Cek Fakta: Klaim Ridwan Kamil Sebut Jokowi Terima Uang Iklan Bank BJB Rp 850 Miliar Dolar AS Tidak Terbukti

Sebuah klaim yang menyebut Ridwan Kamil mengungkap Presiden ke-7 RI Joko Widodo (Jokowi) menerima uang pengadaan iklan Bank BJB sebesar 850 miliar dolar Amerika Serikat (AS) beredar luas di media sosial. Unggahan tersebut menampilkan tangkapan layar artikel bergambar Ridwan Kamil dengan judul yang menuding Jokowi menerima dana dari proyek iklan Bank BJB, serta turut menyeret nama Komisi Pemberantasan Korupsi (KPK) dengan narasi tambahan bernada menyudutkan.

Judul pada tangkapan layar itu berbunyi, “Komisi Pemberantasan Korupsi KPK, Presiden Jokowi Widodo Menerima Uang Pengadaan Iklan Bank BJB dari Ridwan Kamil Sebesar 850 Miliyar Dolar Amerika Serikat,” disertai tambahan narasi lain pada unggahan.

Berdasarkan penelusuran tim Cek Fakta ANTARA, tidak ditemukan artikel resmi dengan judul sebagaimana yang tercantum pada tangkapan layar tersebut. Penelusuran justru menemukan kemiripan waktu terbit dan penggunaan foto dengan artikel lain yang memiliki isi berbeda.

Artikel yang dimaksud berjudul “KPK Duga Lebih dari Satu Perempuan Terima Duit Korupsi Pengadaan Iklan BJB dari Ridwan Kamil”. Dalam artikel tersebut, tidak terdapat pernyataan bahwa Presiden menerima aliran dana.

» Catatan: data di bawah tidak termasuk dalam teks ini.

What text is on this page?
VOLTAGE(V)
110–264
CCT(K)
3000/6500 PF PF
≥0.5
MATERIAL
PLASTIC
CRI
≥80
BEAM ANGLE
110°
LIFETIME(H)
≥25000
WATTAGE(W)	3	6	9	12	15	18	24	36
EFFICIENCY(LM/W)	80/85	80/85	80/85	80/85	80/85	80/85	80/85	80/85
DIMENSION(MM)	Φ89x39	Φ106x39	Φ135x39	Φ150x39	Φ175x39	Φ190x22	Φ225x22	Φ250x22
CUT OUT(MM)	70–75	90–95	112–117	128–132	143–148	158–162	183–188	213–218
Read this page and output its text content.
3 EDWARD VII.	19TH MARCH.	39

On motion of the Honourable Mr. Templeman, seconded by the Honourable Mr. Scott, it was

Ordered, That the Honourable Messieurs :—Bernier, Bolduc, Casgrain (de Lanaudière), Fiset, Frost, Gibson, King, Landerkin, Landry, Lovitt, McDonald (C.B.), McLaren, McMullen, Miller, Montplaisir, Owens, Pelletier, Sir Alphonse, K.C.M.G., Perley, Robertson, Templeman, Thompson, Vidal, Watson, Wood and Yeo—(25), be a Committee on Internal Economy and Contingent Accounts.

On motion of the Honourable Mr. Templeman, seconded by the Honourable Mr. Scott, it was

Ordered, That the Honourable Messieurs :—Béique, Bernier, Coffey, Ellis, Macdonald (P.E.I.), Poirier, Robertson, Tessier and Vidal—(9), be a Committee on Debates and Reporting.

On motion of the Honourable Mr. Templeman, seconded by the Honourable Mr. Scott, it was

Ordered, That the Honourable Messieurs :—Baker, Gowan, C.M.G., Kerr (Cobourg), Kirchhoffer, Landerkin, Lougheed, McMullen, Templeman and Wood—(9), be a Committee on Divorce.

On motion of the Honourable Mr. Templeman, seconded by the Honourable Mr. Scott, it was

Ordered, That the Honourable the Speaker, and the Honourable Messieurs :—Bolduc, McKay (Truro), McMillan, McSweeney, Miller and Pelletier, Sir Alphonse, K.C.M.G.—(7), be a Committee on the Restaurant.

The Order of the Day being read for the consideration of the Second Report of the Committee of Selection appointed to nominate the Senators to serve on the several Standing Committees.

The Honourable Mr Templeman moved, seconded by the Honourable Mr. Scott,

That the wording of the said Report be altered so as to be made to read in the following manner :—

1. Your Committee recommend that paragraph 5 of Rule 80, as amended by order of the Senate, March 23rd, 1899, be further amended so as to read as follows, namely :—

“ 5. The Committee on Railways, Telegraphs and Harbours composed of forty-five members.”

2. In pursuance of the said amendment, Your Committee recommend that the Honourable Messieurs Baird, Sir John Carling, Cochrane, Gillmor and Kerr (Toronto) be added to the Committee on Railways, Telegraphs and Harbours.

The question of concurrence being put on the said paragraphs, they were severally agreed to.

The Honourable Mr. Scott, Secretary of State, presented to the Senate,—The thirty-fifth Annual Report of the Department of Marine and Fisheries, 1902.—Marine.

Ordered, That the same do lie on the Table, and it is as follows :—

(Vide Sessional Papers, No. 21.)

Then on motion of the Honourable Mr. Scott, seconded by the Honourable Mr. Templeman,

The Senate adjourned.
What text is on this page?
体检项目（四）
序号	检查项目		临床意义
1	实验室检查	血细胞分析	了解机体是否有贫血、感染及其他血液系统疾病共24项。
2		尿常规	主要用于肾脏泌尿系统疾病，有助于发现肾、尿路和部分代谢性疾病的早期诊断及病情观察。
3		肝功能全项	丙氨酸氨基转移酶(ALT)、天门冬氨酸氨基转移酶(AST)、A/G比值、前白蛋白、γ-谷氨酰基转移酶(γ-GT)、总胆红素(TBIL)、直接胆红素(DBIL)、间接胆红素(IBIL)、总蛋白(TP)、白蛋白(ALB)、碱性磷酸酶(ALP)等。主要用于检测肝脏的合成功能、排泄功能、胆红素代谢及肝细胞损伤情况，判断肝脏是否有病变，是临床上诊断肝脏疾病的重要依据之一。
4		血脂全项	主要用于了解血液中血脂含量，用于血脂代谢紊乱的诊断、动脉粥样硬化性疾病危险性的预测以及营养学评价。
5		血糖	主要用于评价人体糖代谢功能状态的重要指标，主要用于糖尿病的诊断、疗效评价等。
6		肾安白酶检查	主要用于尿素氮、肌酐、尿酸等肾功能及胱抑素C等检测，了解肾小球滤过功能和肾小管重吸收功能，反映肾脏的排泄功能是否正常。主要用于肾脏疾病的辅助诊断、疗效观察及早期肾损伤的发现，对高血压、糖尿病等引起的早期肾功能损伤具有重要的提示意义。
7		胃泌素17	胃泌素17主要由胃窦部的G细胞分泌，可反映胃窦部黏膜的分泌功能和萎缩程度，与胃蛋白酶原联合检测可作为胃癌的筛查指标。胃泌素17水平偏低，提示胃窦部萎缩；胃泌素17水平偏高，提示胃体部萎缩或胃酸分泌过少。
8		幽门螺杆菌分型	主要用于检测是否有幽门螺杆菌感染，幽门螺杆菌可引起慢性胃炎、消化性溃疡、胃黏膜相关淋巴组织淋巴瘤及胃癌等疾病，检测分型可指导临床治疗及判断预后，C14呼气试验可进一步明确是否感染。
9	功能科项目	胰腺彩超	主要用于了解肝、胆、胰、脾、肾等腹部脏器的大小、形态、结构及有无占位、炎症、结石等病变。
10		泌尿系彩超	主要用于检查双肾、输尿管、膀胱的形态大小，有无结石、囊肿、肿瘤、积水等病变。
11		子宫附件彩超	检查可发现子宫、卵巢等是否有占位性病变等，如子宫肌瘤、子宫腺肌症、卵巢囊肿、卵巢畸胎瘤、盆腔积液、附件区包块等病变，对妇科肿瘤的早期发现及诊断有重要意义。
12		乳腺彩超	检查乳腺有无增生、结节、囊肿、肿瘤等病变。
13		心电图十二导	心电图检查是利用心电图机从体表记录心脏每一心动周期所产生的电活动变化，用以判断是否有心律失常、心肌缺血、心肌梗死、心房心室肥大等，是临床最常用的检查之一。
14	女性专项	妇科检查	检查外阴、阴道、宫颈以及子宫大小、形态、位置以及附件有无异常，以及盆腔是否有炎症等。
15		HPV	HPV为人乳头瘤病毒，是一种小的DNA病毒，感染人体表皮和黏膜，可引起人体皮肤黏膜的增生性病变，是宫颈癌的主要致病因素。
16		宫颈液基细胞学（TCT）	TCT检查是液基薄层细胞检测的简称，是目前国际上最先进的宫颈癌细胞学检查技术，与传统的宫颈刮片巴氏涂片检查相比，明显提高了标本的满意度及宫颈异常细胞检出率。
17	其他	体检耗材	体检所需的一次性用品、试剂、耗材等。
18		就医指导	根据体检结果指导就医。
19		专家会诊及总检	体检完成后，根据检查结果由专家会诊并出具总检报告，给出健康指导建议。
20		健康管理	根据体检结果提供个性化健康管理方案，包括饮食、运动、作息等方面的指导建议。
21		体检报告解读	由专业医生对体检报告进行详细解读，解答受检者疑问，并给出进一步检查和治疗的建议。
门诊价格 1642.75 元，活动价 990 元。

Dalam pemberitaan itu, Juru Bicara KPK Budi Prasetyo menyampaikan dugaan aliran dana hasil korupsi masih terus didalami oleh tim penyidik dan proses hukum masih berjalan. KPK juga belum mengungkap secara rinci kepada publik pihak-pihak yang diduga menerima aliran dana karena penyidikan masih berlangsung.

Dengan demikian, klaim yang menyatakan Ridwan Kamil menyebut Jokowi menerima uang pengadaan iklan Bank BJB hingga ratusan miliar dolar AS dinyatakan tidak benar. Informasi tersebut merupakan hasil suntingan yang memelintir isi artikel asli.